Tooth explant cultures

The mandibles from six wild-type embryos corresponding to tooth DL/initiation stage (32 dpo) were dissected and divided vertically into left and right dentary components with a scalpel to obtain both control and test tissues from the same individuals (Fig. 4A). Each dentary was placed onto Millicell 0.4-μm cell culture inserts (Millipore) in six-well plates filled with DMEM/F12 medium (Gibco) containing 10% fetal calf serum, penicillin-streptomycin (100 U/ml; Gibco), 1:100 nystatin (Gibco), 1:100 amphotericin B (Gibco), and ascorbic acid (0.1 mg/ml). Dentaries were cultured at the air-liquid interface for 7 days at 35°C with 5% CO2 in the presence of 20 or 40 μM BAY 11-7082 (Abcam, catalog no. ab141228) dissolved in 100% ethanol or the corresponding volume of vehicle (100% ethanol).

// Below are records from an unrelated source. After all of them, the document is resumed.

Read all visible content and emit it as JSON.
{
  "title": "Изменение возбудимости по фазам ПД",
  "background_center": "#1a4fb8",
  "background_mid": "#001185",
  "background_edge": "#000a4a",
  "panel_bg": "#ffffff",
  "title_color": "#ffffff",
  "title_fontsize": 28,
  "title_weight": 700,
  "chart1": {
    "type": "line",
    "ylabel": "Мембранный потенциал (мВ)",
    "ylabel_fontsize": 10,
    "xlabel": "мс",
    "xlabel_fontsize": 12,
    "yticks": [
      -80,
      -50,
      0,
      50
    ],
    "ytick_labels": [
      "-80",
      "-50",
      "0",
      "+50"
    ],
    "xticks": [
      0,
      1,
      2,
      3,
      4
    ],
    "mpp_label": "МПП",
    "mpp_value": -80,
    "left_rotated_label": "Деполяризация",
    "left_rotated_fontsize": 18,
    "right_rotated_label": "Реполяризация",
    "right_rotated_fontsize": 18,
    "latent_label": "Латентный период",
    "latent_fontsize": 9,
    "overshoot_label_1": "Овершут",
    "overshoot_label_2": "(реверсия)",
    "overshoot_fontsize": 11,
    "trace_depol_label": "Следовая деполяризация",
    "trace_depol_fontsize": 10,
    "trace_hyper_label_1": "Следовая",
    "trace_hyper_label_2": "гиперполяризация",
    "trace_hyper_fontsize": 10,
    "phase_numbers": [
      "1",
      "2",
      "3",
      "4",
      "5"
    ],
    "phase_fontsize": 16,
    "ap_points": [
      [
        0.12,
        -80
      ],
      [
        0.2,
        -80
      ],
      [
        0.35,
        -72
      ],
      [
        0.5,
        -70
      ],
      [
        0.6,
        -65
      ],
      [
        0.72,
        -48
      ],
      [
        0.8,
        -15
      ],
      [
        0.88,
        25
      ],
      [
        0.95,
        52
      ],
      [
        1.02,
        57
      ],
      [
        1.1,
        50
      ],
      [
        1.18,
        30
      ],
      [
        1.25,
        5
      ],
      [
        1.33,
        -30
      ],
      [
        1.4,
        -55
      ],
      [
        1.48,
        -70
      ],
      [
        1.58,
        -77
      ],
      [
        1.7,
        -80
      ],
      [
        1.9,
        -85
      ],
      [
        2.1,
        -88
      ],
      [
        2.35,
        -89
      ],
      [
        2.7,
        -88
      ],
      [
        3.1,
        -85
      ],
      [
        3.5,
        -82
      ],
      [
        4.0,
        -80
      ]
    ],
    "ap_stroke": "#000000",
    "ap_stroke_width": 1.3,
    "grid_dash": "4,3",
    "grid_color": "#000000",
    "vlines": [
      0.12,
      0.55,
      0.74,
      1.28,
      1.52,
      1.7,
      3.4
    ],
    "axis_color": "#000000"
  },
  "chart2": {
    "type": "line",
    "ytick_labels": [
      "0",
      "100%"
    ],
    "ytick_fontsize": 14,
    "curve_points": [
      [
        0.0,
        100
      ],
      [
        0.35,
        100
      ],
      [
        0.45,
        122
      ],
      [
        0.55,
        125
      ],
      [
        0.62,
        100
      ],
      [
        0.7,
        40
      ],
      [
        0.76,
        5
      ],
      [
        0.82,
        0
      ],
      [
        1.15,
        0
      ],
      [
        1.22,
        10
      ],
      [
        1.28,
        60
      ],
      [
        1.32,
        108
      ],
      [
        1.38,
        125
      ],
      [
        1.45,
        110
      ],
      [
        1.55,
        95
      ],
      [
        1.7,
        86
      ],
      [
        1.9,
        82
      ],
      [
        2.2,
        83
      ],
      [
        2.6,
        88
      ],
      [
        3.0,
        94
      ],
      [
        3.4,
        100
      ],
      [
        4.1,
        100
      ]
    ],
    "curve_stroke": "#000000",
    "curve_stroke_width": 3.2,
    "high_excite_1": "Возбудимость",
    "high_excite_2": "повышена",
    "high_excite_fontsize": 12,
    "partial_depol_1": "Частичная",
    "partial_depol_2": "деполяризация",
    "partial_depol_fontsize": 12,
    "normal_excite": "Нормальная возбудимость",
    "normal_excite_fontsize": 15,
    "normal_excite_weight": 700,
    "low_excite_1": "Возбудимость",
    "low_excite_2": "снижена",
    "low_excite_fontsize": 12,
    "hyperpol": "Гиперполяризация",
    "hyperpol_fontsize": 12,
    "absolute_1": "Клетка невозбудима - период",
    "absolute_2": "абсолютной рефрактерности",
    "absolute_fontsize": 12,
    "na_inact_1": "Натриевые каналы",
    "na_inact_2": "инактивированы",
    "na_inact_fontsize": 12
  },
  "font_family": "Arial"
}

To assess proliferation, BrdU (Sigma-Aldrich) was added to the culture medium at 10 μM for 24 hours before the end of the cultures. Culture samples were then fixed in 4% PFA overnight, processed into paraffin blocks, and sectioned at 5 μm. BrdU IHC was performed on sections as described above. Cell counts of both proliferative BrdU-positive cells and total number of cells (based on DAPI staining) were done on three to five sections corresponding to each individual tooth using the “Count” tool on Adobe Photoshop CC, and BrdU/DAPI ratio was used to determine the mitotic index. Tooth area was calculated through manual selection of the tooth germ (including the enamel organ and DL) and analysis of the size of the selection using the “Analyze particles” tool of ImageJ program. Statistical significance was calculated using Student’s t test in Microsoft Excel, and significance was determined at P value <0.05.